Endeavor had also faced scrutiny over a financial prospectus that revealed roughly $4.6bn in long-term debt and fiscal losses in four of the last five years. It has also not yet closed a long-rumoured deal to buy hospitality provider On Location Enterprises, which notably controls 9,500 Super Bowl tickets each year and packages them for sale with hotel, travel, and access to various parties and events, and is partially owned by the NFL and Bruin Sports Capital.
In August, Endeavor reported first-half revenues of $2.05bn and adjusted earnings before interest, taxes, depreciation and amortisation (Ebitda) of $249.7m, as the effect of a trio of hefty football media-rights contracts was felt.

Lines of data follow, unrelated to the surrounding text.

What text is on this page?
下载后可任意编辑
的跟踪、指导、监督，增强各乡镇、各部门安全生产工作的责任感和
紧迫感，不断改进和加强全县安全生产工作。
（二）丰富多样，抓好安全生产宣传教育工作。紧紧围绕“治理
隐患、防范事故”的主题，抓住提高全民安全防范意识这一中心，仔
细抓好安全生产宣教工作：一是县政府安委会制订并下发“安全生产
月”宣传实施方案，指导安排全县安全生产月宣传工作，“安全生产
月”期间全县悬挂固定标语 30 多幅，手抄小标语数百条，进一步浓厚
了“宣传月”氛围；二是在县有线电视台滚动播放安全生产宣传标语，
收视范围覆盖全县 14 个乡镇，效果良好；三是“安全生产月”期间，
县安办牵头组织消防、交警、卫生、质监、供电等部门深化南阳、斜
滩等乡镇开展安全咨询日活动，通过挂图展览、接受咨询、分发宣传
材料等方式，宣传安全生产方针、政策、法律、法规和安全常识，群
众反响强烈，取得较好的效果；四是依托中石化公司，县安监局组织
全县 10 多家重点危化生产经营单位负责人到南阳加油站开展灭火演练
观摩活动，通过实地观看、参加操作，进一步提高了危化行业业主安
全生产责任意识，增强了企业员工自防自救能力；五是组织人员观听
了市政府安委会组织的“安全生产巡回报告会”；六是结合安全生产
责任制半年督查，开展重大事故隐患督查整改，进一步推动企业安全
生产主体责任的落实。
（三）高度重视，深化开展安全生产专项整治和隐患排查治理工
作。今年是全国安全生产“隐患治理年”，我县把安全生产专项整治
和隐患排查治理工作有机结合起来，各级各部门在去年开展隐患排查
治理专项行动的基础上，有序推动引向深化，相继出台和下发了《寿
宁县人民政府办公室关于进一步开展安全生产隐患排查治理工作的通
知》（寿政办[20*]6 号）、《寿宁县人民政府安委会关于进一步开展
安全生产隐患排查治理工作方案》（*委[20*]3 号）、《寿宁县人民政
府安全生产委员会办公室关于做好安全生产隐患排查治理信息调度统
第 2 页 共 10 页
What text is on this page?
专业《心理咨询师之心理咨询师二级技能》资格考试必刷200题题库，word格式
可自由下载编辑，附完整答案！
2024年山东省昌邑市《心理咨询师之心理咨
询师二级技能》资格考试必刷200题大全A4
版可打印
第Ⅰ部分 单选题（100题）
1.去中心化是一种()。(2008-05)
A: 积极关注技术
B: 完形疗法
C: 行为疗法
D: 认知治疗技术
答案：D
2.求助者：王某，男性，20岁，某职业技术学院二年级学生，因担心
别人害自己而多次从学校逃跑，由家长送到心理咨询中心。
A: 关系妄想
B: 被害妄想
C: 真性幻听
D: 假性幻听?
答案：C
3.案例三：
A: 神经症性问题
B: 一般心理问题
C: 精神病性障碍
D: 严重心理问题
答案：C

The financial results, as reported by SportBusiness, particularly highlighted the impact of IMG’s international media-rights distribution deals for Serie A, LaLiga and the FA Cup, with all three contracts beginning at the start of the 2018-19 season.
Endeavor’s operations are split into three main divisions: Entertainment and Sports (including rights trading); Representation (of talent); and Endeavor X (the direct-to-consumer and business-to-business streaming services).
The Entertainment and Sports segment comfortably generates the highest slice of revenues, and posted $1.33bn in first-half revenues, a 46.4-per-cent year-on-year rise.
Approximately $352m of the total $422.4m increase was attributable to the sale of media rights – chiefly through the trio of football rights contracts – but also the media rights and residential pay-per-view contracts between the Endeavor-owned UFC and US sports broadcaster ESPN. Growth at IMG Arena, IMG’s betting business, plus owned events and sports production were also credited for the overall revenue rise.
First-half adjusted Ebitda at the Entertainment and Sports segment was $187.6m, up 9.8 per cent on the figure posted 12 months earlier.